In short, this e-commerce site had an already fairly simple form: email and password fields; the login and register buttons as well as the forgotten password link. New customers had to go through the usual check-out process in order to complete their order.

Believing the process could be improved, they conducted usability testing. The conclusion: new and old customers were not satisfied.

  • New customers only want to buy, they don't want to give out their information and risk being overwhelmed by their promotional offers.
  • New customers are frustrated with wrong email password combinations
  • Old customers no longer remember their information, so they try different combinations without success, and decide to ask for a password reminder.

SOME TROUBLING FINDINGS:

  • 45% of customers registered in the DB had more than one account
  • Of the 160,000 daily password reminder requests, 75% did not complete their order.

The solution:  Change the wording of the "register" button to the word "continue". They attached a short text:

“You do not need to create an account to make purchases on our site. Simply click Continue to proceed to checkout. To make your future purchases even faster, you can create an account during checkout. 

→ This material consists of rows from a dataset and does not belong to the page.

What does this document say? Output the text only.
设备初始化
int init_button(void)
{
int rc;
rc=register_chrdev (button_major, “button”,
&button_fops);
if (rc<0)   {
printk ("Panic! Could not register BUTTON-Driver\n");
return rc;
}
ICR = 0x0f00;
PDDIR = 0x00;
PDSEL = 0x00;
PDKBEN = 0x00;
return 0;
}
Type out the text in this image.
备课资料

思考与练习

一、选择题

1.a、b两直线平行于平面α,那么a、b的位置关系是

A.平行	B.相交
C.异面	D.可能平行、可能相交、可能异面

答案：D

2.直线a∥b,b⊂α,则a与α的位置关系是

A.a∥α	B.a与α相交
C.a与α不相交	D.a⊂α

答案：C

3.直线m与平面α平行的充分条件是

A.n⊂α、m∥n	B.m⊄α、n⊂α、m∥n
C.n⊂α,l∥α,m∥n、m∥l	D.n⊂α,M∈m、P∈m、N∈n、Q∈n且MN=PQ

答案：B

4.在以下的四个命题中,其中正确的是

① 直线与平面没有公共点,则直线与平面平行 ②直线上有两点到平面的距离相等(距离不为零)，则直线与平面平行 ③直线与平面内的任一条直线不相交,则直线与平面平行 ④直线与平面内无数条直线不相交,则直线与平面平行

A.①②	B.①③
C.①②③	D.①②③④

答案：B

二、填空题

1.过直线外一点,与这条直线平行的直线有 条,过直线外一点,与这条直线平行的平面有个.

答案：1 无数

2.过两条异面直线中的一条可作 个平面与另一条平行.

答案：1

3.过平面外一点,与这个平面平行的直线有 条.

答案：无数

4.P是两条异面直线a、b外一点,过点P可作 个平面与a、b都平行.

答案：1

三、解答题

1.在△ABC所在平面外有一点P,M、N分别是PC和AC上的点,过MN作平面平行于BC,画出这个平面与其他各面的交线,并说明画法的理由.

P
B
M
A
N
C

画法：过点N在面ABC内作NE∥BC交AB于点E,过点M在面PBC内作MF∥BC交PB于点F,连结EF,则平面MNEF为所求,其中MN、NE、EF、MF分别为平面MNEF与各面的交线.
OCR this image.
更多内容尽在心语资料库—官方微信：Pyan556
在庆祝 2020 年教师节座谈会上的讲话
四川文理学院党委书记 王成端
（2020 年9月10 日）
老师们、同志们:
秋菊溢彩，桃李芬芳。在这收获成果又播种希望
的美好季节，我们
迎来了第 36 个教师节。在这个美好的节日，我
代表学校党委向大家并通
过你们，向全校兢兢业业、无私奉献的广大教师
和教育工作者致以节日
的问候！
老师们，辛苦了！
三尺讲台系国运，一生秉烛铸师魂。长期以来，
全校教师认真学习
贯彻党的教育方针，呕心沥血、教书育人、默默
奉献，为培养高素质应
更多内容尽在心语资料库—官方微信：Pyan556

The result:  an increase of $300 million for the 1st year.

MY FINDINGS

This illustrates how the customer relationship is dotted with moments of truth and how small changes can generate significant results. I believe that the approach must be done gradually at each stage of the customer's buying cycle. Asking him too much information right away puts him off and slows down his desire to buy. The accompaniment as demonstrated by the example centers the offer on the fears of the customer and finds the means to reassure them. It's not because your CRM offers lots of fields to fill in that you have to listen to it and copy them all into a form. You can do this, but gradually as the relationship builds. In fact, in the example, people are doing the same task, only the words change. Don't forget that a word, a sentence can reassure or frustrate a new client.